In cost sharing games with delays, a set of agents jointly uses a finite subset of resources. Each resource has a fixed cost that has to be shared by the players, and each agent has a non-shareable player-specific delay for each resource. A prominent example is uncapacitated facility location (UFL), where facilities need to be opened (at a shareable cost) and clients want to connect to opened facilities. Each client pays a cost share and his non-shareable physical connection cost. Given any profile of subsets used by the agents, a separable cost sharing protocol determines cost shares that satisfy budget balance on every resource and separability over the resources. Moreover, a separable protocol guarantees existence of pure Nash equilibria in the induced strategic game for the agents.

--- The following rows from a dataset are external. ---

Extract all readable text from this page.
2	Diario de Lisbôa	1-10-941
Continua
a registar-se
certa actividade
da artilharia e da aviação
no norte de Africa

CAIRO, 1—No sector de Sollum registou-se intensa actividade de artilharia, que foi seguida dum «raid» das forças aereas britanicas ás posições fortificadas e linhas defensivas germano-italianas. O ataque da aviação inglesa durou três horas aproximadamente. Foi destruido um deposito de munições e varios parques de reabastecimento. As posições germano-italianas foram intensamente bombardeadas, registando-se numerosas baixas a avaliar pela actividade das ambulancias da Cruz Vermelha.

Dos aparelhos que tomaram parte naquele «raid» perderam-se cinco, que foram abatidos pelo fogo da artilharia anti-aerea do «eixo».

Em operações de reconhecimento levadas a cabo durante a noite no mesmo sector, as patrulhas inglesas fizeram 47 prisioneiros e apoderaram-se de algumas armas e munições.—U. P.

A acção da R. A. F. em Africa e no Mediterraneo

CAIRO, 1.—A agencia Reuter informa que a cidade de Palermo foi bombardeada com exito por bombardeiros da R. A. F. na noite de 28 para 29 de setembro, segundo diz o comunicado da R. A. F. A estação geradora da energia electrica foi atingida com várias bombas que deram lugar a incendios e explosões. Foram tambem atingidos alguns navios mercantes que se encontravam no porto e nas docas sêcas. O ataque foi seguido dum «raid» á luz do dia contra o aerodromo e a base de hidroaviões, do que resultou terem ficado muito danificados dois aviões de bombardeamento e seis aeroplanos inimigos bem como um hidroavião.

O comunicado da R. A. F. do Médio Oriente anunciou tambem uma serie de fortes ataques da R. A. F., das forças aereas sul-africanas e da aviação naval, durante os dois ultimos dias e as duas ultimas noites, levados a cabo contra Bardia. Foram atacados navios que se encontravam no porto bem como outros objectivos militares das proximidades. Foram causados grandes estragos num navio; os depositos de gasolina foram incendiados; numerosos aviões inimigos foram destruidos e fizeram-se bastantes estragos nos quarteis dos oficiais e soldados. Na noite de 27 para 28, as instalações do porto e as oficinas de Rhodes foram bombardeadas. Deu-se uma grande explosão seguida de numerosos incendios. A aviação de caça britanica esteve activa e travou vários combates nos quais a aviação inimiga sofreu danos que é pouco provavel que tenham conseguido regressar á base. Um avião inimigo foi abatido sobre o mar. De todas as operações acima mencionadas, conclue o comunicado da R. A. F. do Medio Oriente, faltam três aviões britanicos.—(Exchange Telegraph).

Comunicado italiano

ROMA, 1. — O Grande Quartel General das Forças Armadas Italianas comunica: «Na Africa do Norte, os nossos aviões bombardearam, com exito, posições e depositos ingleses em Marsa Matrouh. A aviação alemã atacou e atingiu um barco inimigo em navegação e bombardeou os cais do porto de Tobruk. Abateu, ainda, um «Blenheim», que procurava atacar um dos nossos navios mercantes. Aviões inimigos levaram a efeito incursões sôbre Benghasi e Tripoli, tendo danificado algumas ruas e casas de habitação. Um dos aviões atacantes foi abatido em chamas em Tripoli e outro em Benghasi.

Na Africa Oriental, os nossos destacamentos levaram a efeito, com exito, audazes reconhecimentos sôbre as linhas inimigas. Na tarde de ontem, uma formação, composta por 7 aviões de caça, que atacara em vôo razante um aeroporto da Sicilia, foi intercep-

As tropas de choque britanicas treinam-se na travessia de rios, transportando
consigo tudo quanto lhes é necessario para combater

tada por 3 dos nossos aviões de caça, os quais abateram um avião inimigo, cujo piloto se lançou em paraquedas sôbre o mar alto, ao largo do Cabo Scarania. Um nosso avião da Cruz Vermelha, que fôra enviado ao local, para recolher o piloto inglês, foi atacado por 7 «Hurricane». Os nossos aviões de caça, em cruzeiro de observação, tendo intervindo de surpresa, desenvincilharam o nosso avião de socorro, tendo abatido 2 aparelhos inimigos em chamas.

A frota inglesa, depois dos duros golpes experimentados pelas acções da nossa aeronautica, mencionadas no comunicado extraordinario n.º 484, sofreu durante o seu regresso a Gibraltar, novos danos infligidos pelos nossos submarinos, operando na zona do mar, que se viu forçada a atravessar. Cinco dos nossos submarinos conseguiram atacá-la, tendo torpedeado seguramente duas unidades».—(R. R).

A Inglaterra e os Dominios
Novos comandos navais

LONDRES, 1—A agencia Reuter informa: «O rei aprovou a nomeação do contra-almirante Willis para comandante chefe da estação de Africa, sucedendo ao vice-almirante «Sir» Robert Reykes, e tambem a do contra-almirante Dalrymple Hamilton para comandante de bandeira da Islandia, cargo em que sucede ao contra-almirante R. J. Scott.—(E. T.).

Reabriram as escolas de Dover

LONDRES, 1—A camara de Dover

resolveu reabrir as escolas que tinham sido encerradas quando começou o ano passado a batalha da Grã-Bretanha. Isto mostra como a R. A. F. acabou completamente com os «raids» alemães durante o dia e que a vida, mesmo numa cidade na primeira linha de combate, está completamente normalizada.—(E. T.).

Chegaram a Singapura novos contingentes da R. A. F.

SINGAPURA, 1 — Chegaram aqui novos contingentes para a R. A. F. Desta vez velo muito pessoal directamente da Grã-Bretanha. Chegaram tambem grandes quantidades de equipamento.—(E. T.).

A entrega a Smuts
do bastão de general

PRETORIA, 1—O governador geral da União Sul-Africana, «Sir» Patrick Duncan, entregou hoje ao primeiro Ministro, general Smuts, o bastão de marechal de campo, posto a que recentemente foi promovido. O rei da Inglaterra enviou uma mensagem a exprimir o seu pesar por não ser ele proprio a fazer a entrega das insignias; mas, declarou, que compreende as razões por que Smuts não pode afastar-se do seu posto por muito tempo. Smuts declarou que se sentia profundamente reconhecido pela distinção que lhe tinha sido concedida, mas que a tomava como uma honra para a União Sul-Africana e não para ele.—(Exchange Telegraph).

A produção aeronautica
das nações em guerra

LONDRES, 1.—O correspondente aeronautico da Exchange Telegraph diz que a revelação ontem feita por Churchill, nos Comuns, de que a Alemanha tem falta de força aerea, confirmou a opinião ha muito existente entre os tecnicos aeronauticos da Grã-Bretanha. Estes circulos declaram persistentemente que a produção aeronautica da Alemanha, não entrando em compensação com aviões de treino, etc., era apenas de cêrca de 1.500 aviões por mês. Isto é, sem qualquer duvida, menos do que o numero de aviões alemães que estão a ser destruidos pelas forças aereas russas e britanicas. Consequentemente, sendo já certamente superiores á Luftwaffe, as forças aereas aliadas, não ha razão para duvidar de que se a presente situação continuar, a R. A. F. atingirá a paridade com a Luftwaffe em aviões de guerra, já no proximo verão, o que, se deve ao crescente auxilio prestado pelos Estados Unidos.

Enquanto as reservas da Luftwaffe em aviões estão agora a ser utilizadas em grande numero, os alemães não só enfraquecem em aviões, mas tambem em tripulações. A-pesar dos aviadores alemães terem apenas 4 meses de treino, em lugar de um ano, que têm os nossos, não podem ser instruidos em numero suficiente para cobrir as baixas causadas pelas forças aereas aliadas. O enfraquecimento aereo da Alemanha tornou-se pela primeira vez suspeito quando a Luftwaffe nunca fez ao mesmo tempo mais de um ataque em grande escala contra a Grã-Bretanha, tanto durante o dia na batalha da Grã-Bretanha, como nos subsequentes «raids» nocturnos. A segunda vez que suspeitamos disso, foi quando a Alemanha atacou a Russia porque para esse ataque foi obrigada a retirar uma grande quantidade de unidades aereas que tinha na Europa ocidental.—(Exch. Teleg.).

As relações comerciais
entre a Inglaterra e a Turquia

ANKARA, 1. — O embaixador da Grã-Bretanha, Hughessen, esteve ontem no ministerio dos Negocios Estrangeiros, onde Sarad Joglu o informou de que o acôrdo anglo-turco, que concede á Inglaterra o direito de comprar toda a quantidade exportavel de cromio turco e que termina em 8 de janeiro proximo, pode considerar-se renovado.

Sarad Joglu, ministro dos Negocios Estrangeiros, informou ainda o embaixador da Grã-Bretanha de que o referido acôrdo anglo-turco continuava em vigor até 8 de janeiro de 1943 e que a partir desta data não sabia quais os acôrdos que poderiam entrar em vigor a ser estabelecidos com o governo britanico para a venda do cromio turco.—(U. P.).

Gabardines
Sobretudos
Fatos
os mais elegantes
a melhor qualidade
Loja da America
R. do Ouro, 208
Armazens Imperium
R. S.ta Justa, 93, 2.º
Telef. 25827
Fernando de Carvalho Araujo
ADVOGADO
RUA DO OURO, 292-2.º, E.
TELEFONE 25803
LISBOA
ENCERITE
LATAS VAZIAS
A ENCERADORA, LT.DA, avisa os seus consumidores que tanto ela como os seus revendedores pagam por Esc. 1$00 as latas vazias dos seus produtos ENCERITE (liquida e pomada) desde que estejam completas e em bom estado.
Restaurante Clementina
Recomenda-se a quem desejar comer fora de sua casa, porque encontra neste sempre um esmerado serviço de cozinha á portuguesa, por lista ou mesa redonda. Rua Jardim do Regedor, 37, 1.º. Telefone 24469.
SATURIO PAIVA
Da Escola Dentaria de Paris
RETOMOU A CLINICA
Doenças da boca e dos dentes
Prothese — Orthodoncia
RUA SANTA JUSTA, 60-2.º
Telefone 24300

In this paper, we study separable cost sharing protocols in several general combinatorial domains. We provide black-box reductions to reduce the design of a separable cost sharing protocol to the design of an approximation algorithm for the underlying cost minimization problem. In this way, we obtain new separable cost sharing protocols in games based on arbitrary player-specific matroids, single-source connection games without delays, and connection games on n-series-parallel graphs with delays. All these reductions are efficiently computable - given an initial allocation profile, we obtain a profile of no larger cost and separable cost shares turning the profile into a pure Nash equilibrium. Hence, in these domains any approximation algorithm can be used to obtain a separable cost sharing protocol with a price of stability bounded by the approximation factor.